BAGHDAD, 16 September 2006 — More than 100 bullet-riddled corpses have been recovered from the streets of Baghdad over the past three days, officials said yesterday, amid a sharp spike in sectarian violence in Iraq.

Pointing the finger at Shiite death squads, Iraq’s top Sunni leader Adnan Al-Dulaimi said that “well-known militias” were behind the communal bloodletting that he warned was propelling the country toward “disaster.”

The United Nations has also warned that Iraq could slide into civil war as the daily bloodshed shows no signs of abating despite political efforts for national reconciliation.

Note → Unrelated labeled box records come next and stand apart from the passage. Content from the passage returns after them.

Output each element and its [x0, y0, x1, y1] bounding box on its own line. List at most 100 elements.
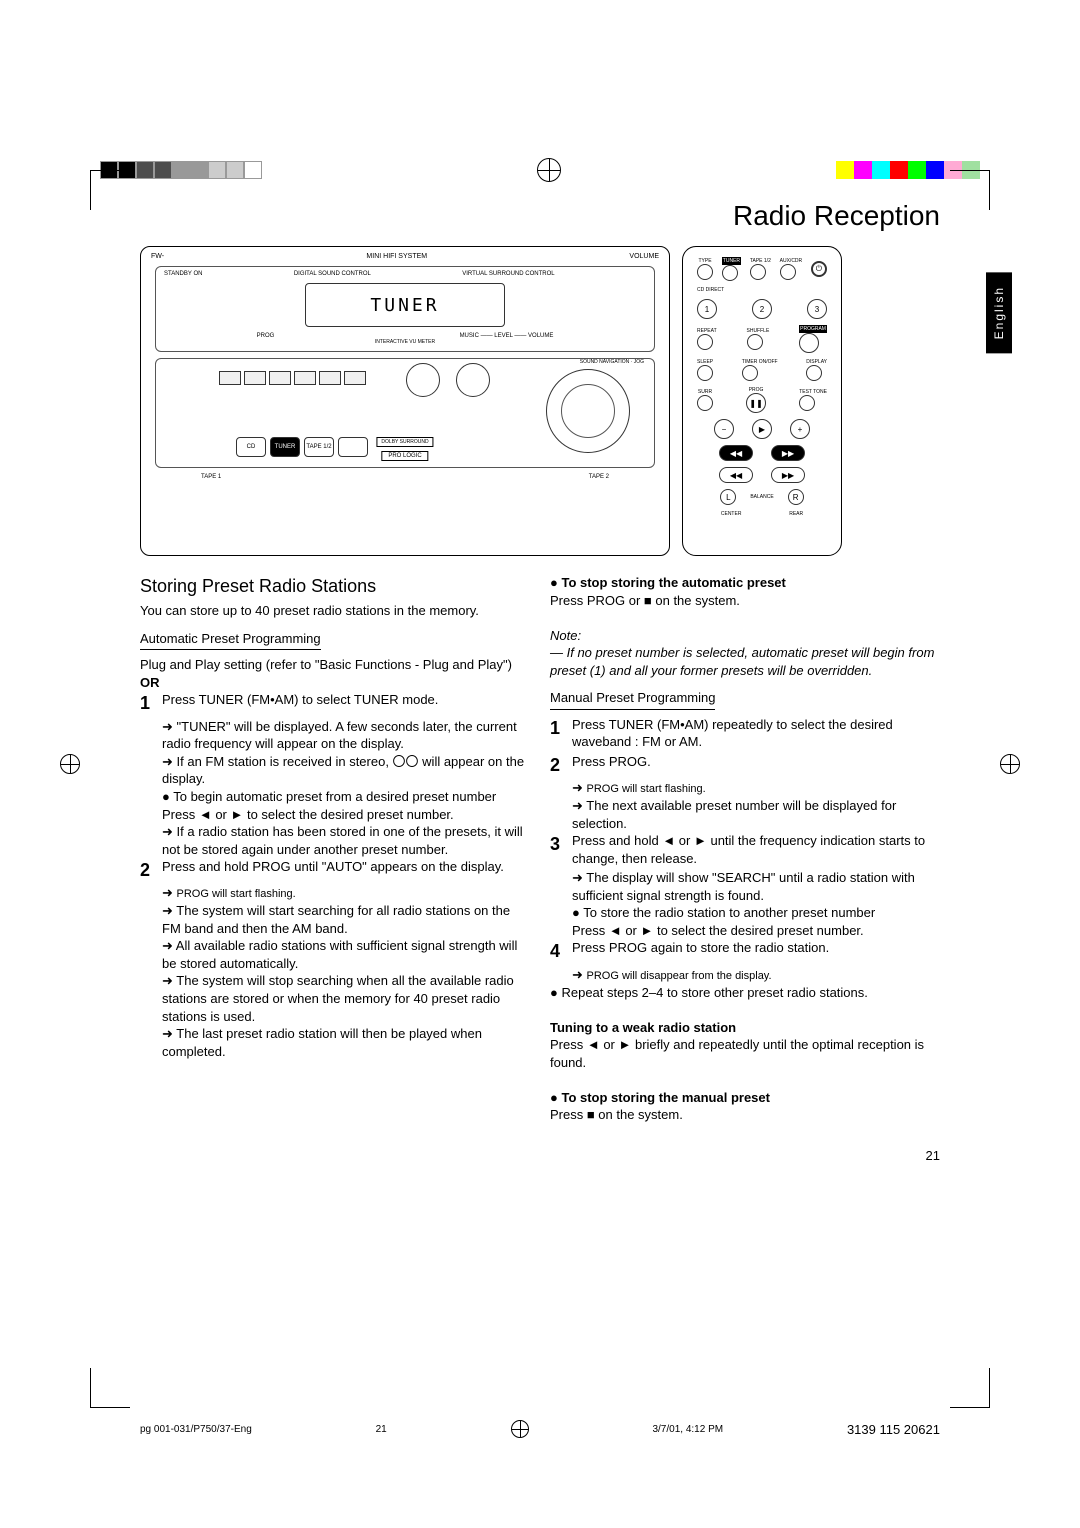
remote-balance-label: BALANCE	[750, 494, 773, 500]
remote-button: 1	[697, 299, 717, 319]
step-detail: PROG will start flashing.	[177, 888, 296, 900]
body-text: Press ■ on the system.	[550, 1106, 940, 1124]
source-cd-button: CD	[236, 437, 266, 457]
remote-tuner-label: TUNER	[722, 257, 741, 265]
source-aux-button	[338, 437, 368, 457]
right-column: ● To stop storing the automatic preset P…	[550, 574, 940, 1124]
body-text: Press ◄ or ► briefly and repeatedly unti…	[550, 1036, 940, 1071]
step-detail: The system will stop searching when all …	[162, 973, 514, 1023]
step-subhead: To begin automatic preset from a desired…	[173, 789, 496, 804]
vu-meter-label: INTERACTIVE VU METER	[164, 339, 646, 345]
subhead: To stop storing the manual preset	[561, 1090, 770, 1105]
remote-sleep-label: SLEEP	[697, 359, 713, 365]
print-footer: pg 001-031/P750/37-Eng 21 3/7/01, 4:12 P…	[140, 1420, 940, 1438]
power-icon: ⏻	[811, 261, 827, 277]
source-tuner-button: TUNER	[270, 437, 300, 457]
page-number: 21	[140, 1148, 940, 1163]
step-detail: The system will start searching for all …	[162, 903, 510, 936]
control-panel: SOUND NAVIGATION · JOG CD TUNER TAPE 1/2…	[155, 358, 655, 468]
page-title: Radio Reception	[140, 200, 940, 232]
crop-corner	[950, 170, 990, 210]
remote-button	[780, 264, 796, 280]
step-number: 1	[140, 691, 162, 715]
footer-code: 3139 115 20621	[847, 1422, 940, 1437]
panel-button	[269, 371, 291, 385]
balance-left: L	[720, 489, 736, 505]
prev-icon: ◀◀	[719, 445, 753, 461]
stereo-front-panel-diagram: FW- MINI HIFI SYSTEM VOLUME STANDBY ON D…	[140, 246, 670, 556]
remote-button	[799, 333, 819, 353]
body-text: Press PROG or ■ on the system.	[550, 592, 940, 610]
intro-text: You can store up to 40 preset radio stat…	[140, 602, 530, 620]
remote-rear-label: REAR	[789, 511, 803, 517]
crop-corner	[950, 1368, 990, 1408]
balance-right: R	[788, 489, 804, 505]
print-crop-marks	[0, 150, 1080, 190]
nav-label: SOUND NAVIGATION · JOG	[580, 359, 644, 365]
dolby-badge: DOLBY SURROUND	[376, 437, 433, 447]
or-label: OR	[140, 675, 160, 690]
subhead: To stop storing the automatic preset	[561, 575, 785, 590]
step-detail: If an FM station is received in stereo, …	[162, 754, 524, 787]
prog-label: PROG	[257, 333, 275, 339]
volume-label: VOLUME	[629, 253, 659, 260]
step-number: 4	[550, 939, 572, 963]
remote-button: 2	[752, 299, 772, 319]
remote-surr-label: SURR	[697, 389, 713, 395]
step-number: 2	[140, 858, 162, 882]
step-number: 1	[550, 716, 572, 751]
step-detail: "TUNER" will be displayed. A few seconds…	[162, 719, 517, 752]
minus-button: −	[714, 419, 734, 439]
remote-button	[697, 264, 713, 280]
volume-dial	[546, 369, 630, 453]
subsection-auto-preset: Automatic Preset Programming	[140, 630, 321, 651]
remote-button	[799, 395, 815, 411]
remote-button	[697, 395, 713, 411]
registration-mark-bottom	[511, 1420, 529, 1438]
remote-button: 3	[807, 299, 827, 319]
ffwd-icon: ▶▶	[771, 467, 805, 483]
panel-button	[319, 371, 341, 385]
dsc-label: DIGITAL SOUND CONTROL	[294, 271, 371, 277]
note-text: — If no preset number is selected, autom…	[550, 645, 934, 678]
remote-button	[697, 365, 713, 381]
page-content: Radio Reception English FW- MINI HIFI SY…	[140, 200, 940, 1163]
remote-button	[722, 265, 738, 281]
step-detail: Press ◄ or ► to select the desired prese…	[550, 922, 940, 940]
footer-date: 3/7/01, 4:12 PM	[652, 1424, 723, 1435]
remote-timer-label: TIMER ON/OFF	[742, 359, 778, 365]
vsc-label: VIRTUAL SURROUND CONTROL	[462, 271, 554, 277]
registration-mark-top	[537, 158, 561, 182]
remote-program-label: PROGRAM	[799, 325, 827, 333]
step-detail: If a radio station has been stored in on…	[162, 824, 523, 857]
step-text: Press and hold ◄ or ► until the frequenc…	[572, 832, 940, 867]
step-detail: PROG will disappear from the display.	[587, 970, 772, 982]
step-text: Press TUNER (FM•AM) repeatedly to select…	[572, 716, 940, 751]
remote-button	[697, 334, 713, 350]
remote-control-diagram: TYPE TUNER TAPE 1/2 AUX/CDR ⏻ CD DIRECT …	[682, 246, 842, 556]
body-columns: Storing Preset Radio Stations You can st…	[140, 574, 940, 1124]
device-diagrams: FW- MINI HIFI SYSTEM VOLUME STANDBY ON D…	[140, 246, 940, 556]
note-head: Note:	[550, 628, 581, 643]
step-detail: All available radio stations with suffic…	[162, 938, 517, 971]
left-column: Storing Preset Radio Stations You can st…	[140, 574, 530, 1124]
rewind-icon: ◀◀	[719, 467, 753, 483]
jog-dial	[406, 363, 440, 397]
remote-shuffle-label: SHUFFLE	[747, 328, 770, 334]
step-detail: Press ◄ or ► to select the desired prese…	[140, 806, 530, 824]
source-buttons: CD TUNER TAPE 1/2	[236, 437, 368, 457]
registration-mark-left	[60, 754, 80, 774]
level-label: MUSIC —— LEVEL —— VOLUME	[460, 333, 554, 339]
step-text: Press and hold PROG until "AUTO" appears…	[162, 858, 504, 882]
panel-button	[219, 371, 241, 385]
panel-button	[294, 371, 316, 385]
step-text: Press PROG.	[572, 753, 651, 777]
subsection-manual-preset: Manual Preset Programming	[550, 689, 715, 710]
pause-icon: ❚❚	[746, 393, 766, 413]
brand-label: MINI HIFI SYSTEM	[366, 253, 427, 260]
step-detail: The last preset radio station will then …	[162, 1026, 482, 1059]
step-text: Press TUNER (FM•AM) to select TUNER mode…	[162, 691, 438, 715]
display-panel: STANDBY ON DIGITAL SOUND CONTROL VIRTUAL…	[155, 266, 655, 352]
remote-center-label: CENTER	[721, 511, 742, 517]
remote-prog-label: PROG	[746, 387, 766, 393]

In the past three days, security forces have collected bodies of more than 100 people killed in Shiite-Sunni violence, the epicenter of which is Baghdad. US and Iraqi security officials say most were shot dead execution-style with bullet to their heads and many showed signs of torture.

Interior Ministry spokesman Brig. Gen. Abdel Karim Khalaf told AFP that 51 bodies had been recovered in Baghdad in the past 24 hours. He said some of them had been killed in “criminal activities.”

On Thursday, police reported finding 20 corpses and on Wednesday 64 bodies were registered by the capital’s morgues. “A large portion of those is murder, execution-style type activity. It is associated with sectarian violence,” US military spokesman Maj. Gen. William Caldwell told reporters on Thursday.

The violence in Baghdad has surged despite a massive security crackdown — Operation Together Forward — by US and Iraqi forces since mid-June. Sunni Arab leaders have regularly charged that the sectarian killings are carried out by militias linked to Shiite political parties who dominate the Parliament.

Dulaimi alleged on Thursday that “well known militias” were carrying out the killings, referring to armed groups close to Moqtada Al-Sadr and the Supreme Council for Islamic Revolution in Iraq.

“If strong measures are not taken soon, the country is going toward disaster and no one would be saved,” said Dulaimi, a lawmaker and head of the National Concord Front, Iraq’s largest Sunni parliamentary bloc. “These well-known militias are pushing the country to the edge of catastrophe,” he said.